Verslag plenaire vergadering
Verslag
Mevrouw De Coninck heeft het woord.
Minister, enkele weken geleden hadden we hier een actualiteitsdebat over de Brusselse stadstol. Door de plannen van het Brusselse Hoofdstedelijke Gewest zouden autopendelaars van buiten Brussel onevenredig worden getroffen. Het was een gedeelde mening van dit halfrond, dat dit een soort van discriminatie is. Het is de zoveelste transfer die naar Brussel gaat, want Brussel heeft sinds de zesde staatshervorming nog maar net extra middelen gehad voor mobiliteit. Ik denk dat het 150 miljoen euro is dat ze extra gekregen hebben.
Collega’s, wat is in dit dossier het nieuwe element? Zondag verklaarde Brussels minister Gatz in de media dat ze met het geld van de stadstol ook mobiliteitsprojecten buiten Brussel zouden financieren, in de Vlaamse Rand bijvoorbeeld. (Opmerkingen)
Het hoeft toch niet veel gekker en absurder te worden. Het komt de Brusselse Regering niet toe om de Vlaamse pendelaars te belasten en vervolgens investeringen te doen in de Vlaamse Rand. Dat komt de Vlaamse Regering toe – Mobiliteit is een Vlaamse bevoegdheid. De Vlaamse kiezer kiest voor een duidelijk eigen mobiliteitsbeleid.

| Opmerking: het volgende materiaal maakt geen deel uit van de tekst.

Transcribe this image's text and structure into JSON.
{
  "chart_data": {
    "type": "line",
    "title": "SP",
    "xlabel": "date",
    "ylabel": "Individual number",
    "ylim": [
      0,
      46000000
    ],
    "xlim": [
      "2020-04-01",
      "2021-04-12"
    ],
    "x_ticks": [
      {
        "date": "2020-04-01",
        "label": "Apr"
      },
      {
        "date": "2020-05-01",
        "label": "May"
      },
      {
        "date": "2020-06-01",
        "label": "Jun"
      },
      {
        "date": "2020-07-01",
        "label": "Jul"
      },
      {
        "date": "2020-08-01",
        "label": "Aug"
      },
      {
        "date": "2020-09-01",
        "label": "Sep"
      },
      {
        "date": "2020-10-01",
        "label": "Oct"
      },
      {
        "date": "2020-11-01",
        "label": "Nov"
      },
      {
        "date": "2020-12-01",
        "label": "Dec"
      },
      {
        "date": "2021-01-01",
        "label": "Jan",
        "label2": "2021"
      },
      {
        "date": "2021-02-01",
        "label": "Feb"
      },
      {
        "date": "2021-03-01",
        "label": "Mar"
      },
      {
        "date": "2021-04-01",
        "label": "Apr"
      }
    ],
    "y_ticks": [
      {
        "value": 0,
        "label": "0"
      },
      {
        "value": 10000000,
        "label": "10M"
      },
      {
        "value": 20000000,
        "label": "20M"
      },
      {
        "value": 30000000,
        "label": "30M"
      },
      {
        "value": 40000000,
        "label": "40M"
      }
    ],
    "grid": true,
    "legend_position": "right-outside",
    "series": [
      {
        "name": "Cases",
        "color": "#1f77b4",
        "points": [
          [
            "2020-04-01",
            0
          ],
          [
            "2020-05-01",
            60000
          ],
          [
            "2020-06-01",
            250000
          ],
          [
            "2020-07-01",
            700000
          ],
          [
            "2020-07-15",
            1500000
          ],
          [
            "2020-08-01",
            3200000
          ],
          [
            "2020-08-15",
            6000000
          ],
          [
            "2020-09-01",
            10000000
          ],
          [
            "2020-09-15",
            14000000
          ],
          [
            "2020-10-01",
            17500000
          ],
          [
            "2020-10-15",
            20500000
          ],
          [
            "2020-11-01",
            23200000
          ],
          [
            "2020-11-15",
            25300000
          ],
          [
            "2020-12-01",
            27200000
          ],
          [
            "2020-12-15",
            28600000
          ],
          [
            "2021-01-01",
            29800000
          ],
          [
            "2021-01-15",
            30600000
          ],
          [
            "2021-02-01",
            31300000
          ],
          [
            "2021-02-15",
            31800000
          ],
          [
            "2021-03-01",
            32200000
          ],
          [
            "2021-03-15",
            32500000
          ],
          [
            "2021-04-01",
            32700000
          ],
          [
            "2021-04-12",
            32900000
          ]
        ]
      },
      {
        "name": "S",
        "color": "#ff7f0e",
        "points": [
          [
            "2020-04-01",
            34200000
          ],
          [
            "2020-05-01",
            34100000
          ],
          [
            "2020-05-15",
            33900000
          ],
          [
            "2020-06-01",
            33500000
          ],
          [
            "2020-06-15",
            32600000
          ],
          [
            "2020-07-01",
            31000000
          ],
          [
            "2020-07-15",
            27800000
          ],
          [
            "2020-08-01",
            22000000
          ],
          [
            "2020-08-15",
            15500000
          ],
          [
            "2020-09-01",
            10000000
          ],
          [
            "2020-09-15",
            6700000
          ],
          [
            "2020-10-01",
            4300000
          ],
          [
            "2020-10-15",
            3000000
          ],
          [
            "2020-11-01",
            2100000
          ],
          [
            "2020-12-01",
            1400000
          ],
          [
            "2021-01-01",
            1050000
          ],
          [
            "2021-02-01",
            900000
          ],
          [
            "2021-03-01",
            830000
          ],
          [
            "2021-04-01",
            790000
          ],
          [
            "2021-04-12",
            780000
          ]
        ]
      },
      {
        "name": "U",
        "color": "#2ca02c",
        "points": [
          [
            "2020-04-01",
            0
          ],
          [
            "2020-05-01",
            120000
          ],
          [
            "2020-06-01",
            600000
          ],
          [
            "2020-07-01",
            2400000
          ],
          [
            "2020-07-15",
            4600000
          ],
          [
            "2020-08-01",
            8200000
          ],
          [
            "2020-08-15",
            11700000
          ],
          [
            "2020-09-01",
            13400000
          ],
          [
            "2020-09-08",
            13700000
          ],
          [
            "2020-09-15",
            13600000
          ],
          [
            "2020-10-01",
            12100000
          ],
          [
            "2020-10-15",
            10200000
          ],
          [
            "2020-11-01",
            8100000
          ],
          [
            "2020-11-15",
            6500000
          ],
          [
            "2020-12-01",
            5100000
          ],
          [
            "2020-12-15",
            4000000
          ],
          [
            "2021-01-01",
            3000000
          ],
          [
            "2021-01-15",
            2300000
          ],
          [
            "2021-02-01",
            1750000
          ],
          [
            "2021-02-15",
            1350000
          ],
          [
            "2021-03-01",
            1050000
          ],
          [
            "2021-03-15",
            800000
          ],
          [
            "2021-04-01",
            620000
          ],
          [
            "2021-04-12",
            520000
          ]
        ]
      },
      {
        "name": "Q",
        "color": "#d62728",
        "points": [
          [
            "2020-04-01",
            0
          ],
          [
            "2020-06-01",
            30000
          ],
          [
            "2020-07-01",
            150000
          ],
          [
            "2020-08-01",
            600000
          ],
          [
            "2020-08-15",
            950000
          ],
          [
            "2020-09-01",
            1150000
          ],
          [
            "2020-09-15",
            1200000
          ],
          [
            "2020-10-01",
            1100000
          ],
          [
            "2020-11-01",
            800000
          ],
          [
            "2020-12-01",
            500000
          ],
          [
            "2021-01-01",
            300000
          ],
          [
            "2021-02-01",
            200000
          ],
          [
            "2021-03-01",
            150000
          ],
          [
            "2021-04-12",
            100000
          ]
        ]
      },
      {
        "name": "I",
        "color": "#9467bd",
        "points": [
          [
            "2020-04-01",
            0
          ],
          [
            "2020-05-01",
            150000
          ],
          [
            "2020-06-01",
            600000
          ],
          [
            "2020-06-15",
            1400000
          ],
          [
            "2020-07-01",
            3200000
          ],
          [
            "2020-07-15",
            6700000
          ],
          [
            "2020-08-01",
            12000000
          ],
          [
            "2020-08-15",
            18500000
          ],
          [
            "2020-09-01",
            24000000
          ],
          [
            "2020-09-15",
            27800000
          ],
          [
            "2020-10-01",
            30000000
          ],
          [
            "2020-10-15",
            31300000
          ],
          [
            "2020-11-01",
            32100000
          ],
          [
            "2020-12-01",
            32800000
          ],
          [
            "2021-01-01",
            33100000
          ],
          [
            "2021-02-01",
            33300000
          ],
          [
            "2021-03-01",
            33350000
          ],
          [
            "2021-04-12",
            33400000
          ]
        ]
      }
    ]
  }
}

Er werd hier vandaag al veel verwezen naar samenwerkingsfederalisme en overleg. Maar ik denk dat we kunnen zeggen dat samenwerkingsfederalisme inhoudt dat we samenwerken, maar dat we niet op elkaars actieterrein beginnen te werken. Laat dat duidelijk zijn.
Ik vind dit ook redelijk cynisch, want deze Vlaamse Regering investeert, evenals de vorige Vlaamse Regering, net zoveel in die mobiliteit in de Vlaamse Rand. Het is net Brussel dat hier al enige tijd op de rem staat.
Wij pleiten ook voor constructieve samenwerking, waarbij ieder niveau zijn eigen uitdagingen aangaat. Minister, die recente uitlatingen van minister Gatz doen me eigenlijk vermoeden dat Brussel gaat doorzetten met die stadstol, dat die er toch zal komen. Nochtans had u reeds via een brief gevraagd naar overleg.
En uw vraag is?
Mijn vraag luidt dan ook, minister: hoe reageert u op de uitlatingen van minister Gatz?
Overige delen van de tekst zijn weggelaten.